Early experimental reports of periodic chemical reactions (Bray, 1921) were largely ignored as were early theoretical papers (Hirniak, 1910; Lotka, 1910, 1920) on the subject. It was commonly thought that all chemically reacting systems invariably evolve to a static state where constituents are uniformly distributed in both time and space. This seeming contradiction was resolved only after several researchers (Schrödinger, 1945; Prigogine, 1961) recognized and stressed the important distinction between thermodynamically open and closed systems. The importance of this distinction for oscillations is concerned with the generation of entropy. In a thermodynamically open system, the net production of entropy consists of two distinct components: (i) the generation of entropy within the system, and (ii) the exchange of entropy between the system and its surroundings. This entropy flow may be either positive or negative. In a thermodynamically open system, negative entropy flow can more than compensate for local entropy production. This exchange of entropy is essential for oscillations. A further distinction that was found to be important for a thermodynamic understanding of oscillations was the distinction between a steady state and an equilibrium. Prigogine & Balescue (1955, 1956) demonstrated that oscillations are impossible in regions near an equilibrium state whenever fairly general technical requirements are met (the validity of the Onsager relations). However, if a steady state is sufficiently far from equilibrium, it is possible for a chemical system to oscillate about that steady state indefinitely. No violation of thermodynamic laws occurs. These theoretical developments were accompanied by a series of experimental discoveries. In 1958, Belousov reported that the oxidation of citric acid by bromate did not proceed to equilibrium monotonically but rather displayed sustained oscillations between a yellow and colourless state. Unlike earlier isolated reports of periodic chemical phenomena, Belousov’s work attracted the attention of several colleagues in the Soviet Union. Further, the possible implications for biological systems were immediately recognized and reports appeared in the biological literature (Zhabo-tinskii, 1964). A synthesis of the biological, biochemical and thermodynamic programmes occurred at meetings held in Prague in 1968, in Finland in 1969 and in the resulting volume (Chance et al. 1973).
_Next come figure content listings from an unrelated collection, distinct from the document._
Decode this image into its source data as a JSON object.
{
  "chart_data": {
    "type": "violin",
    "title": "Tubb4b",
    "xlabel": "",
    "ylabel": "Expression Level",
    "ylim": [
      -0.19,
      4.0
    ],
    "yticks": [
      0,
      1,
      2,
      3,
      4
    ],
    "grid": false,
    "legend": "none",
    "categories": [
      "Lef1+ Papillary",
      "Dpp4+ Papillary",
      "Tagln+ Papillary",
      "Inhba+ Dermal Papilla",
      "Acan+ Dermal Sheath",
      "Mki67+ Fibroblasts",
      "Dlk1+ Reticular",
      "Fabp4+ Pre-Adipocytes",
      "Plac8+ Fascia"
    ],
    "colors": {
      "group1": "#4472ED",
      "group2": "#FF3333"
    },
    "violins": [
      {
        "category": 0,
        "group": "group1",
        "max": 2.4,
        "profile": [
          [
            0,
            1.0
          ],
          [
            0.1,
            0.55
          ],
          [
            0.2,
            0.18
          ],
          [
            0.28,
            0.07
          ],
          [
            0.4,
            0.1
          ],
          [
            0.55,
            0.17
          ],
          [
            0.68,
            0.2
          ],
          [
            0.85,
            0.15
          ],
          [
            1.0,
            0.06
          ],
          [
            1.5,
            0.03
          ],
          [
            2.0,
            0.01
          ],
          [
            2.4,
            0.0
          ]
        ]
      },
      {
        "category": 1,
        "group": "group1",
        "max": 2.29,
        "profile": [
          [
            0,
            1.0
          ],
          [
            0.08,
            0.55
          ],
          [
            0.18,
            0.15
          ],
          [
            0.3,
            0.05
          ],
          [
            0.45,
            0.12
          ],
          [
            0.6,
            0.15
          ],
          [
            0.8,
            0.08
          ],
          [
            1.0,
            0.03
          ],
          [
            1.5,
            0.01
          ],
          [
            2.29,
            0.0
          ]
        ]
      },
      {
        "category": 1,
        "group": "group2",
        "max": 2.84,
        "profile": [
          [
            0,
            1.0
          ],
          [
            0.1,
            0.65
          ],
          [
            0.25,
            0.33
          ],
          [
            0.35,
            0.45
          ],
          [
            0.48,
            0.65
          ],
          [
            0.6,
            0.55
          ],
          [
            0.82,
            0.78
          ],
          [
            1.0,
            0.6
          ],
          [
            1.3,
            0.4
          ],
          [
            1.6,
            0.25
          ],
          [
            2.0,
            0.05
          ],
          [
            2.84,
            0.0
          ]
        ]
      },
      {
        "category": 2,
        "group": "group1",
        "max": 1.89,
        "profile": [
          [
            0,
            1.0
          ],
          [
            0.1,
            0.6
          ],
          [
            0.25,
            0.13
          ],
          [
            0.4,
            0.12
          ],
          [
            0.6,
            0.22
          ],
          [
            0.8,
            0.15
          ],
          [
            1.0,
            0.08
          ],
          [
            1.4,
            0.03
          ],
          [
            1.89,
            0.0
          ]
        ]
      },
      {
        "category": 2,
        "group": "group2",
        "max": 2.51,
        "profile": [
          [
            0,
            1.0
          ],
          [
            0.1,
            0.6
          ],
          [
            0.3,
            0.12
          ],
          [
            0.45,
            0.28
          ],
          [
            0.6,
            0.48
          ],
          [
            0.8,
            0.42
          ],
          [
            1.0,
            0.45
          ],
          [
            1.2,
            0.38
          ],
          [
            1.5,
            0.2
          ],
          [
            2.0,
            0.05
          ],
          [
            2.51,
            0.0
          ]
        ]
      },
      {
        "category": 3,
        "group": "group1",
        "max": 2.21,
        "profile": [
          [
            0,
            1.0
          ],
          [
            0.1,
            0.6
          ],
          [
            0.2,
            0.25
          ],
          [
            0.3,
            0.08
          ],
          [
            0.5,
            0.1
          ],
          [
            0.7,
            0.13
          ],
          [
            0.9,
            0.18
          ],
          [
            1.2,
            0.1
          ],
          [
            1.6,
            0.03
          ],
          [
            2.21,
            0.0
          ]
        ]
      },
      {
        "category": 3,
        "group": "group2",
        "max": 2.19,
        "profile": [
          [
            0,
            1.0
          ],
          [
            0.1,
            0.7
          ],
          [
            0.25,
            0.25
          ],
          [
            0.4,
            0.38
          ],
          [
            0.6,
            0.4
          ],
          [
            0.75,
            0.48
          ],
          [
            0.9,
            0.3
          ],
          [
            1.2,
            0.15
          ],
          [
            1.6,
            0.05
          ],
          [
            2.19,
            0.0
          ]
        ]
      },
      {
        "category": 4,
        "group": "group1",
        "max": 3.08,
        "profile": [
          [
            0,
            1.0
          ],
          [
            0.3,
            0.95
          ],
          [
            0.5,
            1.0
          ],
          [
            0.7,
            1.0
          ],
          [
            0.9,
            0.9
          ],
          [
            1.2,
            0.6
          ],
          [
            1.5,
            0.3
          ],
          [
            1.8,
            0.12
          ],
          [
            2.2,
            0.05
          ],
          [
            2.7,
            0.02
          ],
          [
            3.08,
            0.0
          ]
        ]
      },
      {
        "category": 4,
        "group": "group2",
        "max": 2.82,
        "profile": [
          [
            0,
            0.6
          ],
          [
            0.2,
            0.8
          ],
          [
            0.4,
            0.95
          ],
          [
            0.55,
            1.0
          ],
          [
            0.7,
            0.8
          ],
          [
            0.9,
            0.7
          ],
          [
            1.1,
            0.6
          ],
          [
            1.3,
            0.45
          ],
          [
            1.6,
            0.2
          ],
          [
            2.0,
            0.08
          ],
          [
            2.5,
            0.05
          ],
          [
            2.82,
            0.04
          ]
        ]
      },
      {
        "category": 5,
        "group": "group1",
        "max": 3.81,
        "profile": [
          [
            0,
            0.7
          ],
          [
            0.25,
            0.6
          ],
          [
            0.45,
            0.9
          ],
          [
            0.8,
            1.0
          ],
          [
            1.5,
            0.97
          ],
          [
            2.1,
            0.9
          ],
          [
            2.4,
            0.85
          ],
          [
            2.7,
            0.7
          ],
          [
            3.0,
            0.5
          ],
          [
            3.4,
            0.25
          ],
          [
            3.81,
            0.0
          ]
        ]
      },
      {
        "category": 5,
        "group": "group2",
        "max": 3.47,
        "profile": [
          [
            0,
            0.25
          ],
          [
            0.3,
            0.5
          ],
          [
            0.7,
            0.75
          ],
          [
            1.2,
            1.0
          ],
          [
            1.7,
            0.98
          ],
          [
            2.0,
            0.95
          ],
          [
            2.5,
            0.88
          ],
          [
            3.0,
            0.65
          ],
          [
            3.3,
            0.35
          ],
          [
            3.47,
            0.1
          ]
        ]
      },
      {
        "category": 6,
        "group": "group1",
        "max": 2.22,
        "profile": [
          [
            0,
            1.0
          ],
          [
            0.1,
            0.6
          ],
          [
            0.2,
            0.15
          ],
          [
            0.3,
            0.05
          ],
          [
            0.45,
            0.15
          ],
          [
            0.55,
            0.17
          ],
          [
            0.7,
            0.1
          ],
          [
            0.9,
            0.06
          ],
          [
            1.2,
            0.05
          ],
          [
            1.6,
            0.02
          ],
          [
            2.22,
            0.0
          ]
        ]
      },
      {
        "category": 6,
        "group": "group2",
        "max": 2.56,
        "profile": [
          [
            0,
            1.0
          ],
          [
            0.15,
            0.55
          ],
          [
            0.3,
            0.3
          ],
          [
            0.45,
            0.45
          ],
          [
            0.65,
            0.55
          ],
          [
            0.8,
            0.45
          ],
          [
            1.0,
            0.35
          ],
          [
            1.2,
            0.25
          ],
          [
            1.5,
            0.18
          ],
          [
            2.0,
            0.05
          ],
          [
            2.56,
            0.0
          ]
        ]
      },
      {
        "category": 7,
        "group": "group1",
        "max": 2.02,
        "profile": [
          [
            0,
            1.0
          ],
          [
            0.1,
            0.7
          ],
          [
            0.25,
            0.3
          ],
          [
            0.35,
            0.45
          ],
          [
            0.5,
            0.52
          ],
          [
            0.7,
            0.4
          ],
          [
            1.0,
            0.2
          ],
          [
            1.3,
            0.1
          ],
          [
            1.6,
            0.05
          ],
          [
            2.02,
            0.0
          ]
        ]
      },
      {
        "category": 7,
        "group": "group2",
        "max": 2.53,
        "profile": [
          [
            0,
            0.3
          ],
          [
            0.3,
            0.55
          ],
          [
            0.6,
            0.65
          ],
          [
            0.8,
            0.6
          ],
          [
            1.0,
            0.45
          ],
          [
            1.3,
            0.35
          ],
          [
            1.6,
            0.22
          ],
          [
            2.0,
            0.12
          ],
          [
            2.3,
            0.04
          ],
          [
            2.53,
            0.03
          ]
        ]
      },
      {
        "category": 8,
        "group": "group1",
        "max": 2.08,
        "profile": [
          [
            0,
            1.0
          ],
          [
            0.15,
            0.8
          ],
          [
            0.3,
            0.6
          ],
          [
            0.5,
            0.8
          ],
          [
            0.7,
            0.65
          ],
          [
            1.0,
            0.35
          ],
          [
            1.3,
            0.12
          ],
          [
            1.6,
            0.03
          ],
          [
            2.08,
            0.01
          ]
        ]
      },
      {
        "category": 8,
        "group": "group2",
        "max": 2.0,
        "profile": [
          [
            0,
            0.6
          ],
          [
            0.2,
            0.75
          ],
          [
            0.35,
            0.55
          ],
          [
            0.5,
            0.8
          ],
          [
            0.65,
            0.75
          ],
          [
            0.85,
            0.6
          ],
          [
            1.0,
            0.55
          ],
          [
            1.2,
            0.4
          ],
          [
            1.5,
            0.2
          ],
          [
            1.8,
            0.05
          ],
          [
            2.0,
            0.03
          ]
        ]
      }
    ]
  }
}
Interest in biological oscillations also expanded as the result of improved bioelectrical recording techniques. As electrophysiology moved from classical preparations such as nerve and muscle fibres to other cell-types, it was found that oscillatory behaviour that had been previously supposed to be the exclusive property of ‘excitable’ cells could in fact be observed in a wide range of non-excitable tissues as well.
All of these developments have contributed to the growing realization that rhythmi-city is not an aberrant behaviour confined to a small class of highly specialized cell types. Oscillations are not exceptional but constitute the response of many biological systems to normal physiological conditions. The number of confirmed bio-oscillations is now so large that it proved impossible to survey the entire spectrum of rhythmic activity in a single volume. Because long-period oscillations (notably the 24-hour circadian rhythms) have been discussed in detail in specialized monographs (Bünning, 1973; Conroy & Mills, 1970; Hastings & Schweiger, 1976) they have not been considered here. In this volume attention is directed to those higher-frequency oscillators where it is possible to construct theories which describe the generation of the oscillation at the cellular level. Throughout the contributions three questions have been considered, (i) What kinds of periodic behaviour can be observed in biochemical and physiological systems? (ii) What instability generates the oscillations? (iii) What functional advantages are conferred by oscillatory control (i.e. why is the oscillation there?)?